The skeleton was half buried in the sand. The ribs rose like columns alongside a central promenade, supporting the spine high above. Stalls filled the spaces between the ribs, shaded by awnings and curtains and strings of jingling beads. There were scaly soothsayers with long white mustaches, vowing to tell Bay's fortune for a handful of scryls; drug dens where aliens lay on tasseled rugs, smoking from hookahs; fighting pits where crowds cheered, watching naked felines hiss and scratch and claw each other apart; shops selling rusty guns, spiky grenades, and swords with horn hilts; apothecaries where hooded aliens sold vials of medicine and poison; gambling tents where aliens hunched over stone boards, moving pieces of brass and glass and bone; and a thousand other nooks for every sin imaginable.

Bay wanted to stop and gamble. But he was too shaky. His bad hand ached. He wandered through the crowd until he found what he sought. Every sin hive had one. The stall was at the back, draped with curtains. A sign formed of blue and gold tiles displayed the words Electric Dreams.

Bay stepped inside. An embroidered rug covered the floor, and tasseled cushions lay strewn across the room. There was a hookah filled with bubbling green hintan, a bowl of water with some towels, and a virtual reality helmet. No body suit—just a few sensors to strap onto his body. But beggars couldn't be choosers.
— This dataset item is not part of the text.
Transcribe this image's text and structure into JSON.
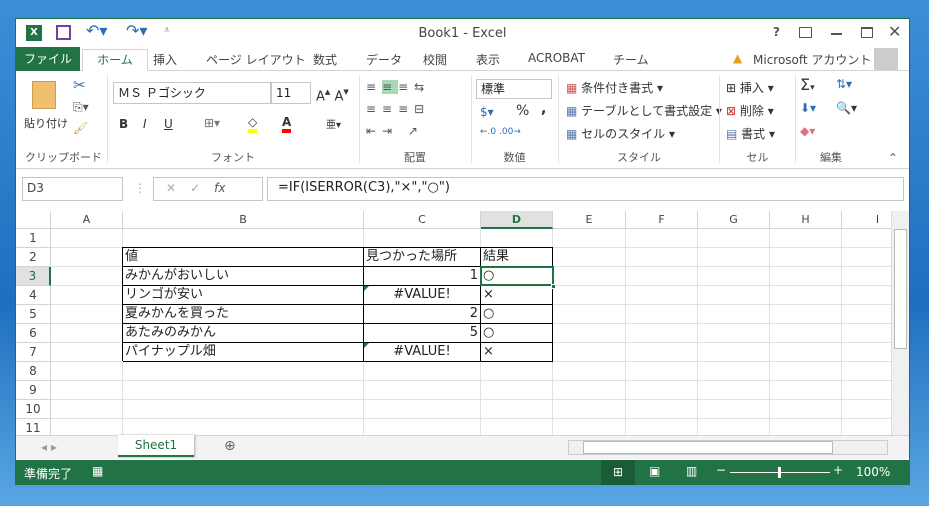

The helmet was made for aliens with larger heads. But again, it would have to do. When Bay placed it on, it wobbled.

A robotic voice spoke through speakers embedded inside the helmet. "Insert payment to embark upon your romantic adventure."

Bay felt around the side of the helmet, found a slot, and dropped in a few scryls. The interface came to life.

A voice spoke again, this time feminine and seductive. "Please choose a species, then begin to customize your erotic companion."

A menu allowed him to scroll through a library of several thousand species. He scrolled down until he found human, then began to customize his creation. He made the human female, then began building her body, choosing height, weight, hair, eyes, and every other feature from a menu. Bay normally preferred tall, curvy blondes or redheads. Today he created a slender, short woman—only five feet tall. He gave his companion short brown hair and dark eyes.

"Companion completed," intoned the voice.

The virtual reality girl nestled against him. "Hello, darling. May I keep you company tonight?"

He wrapped his arms around her. "Just let me hold you."

She nuzzled him. "Of course, sir. Shall I pleasure you?"

He shook his head. "No. Do you have any movies?"

The hologram stroked his chin. "Does not compute, sir. Movies?"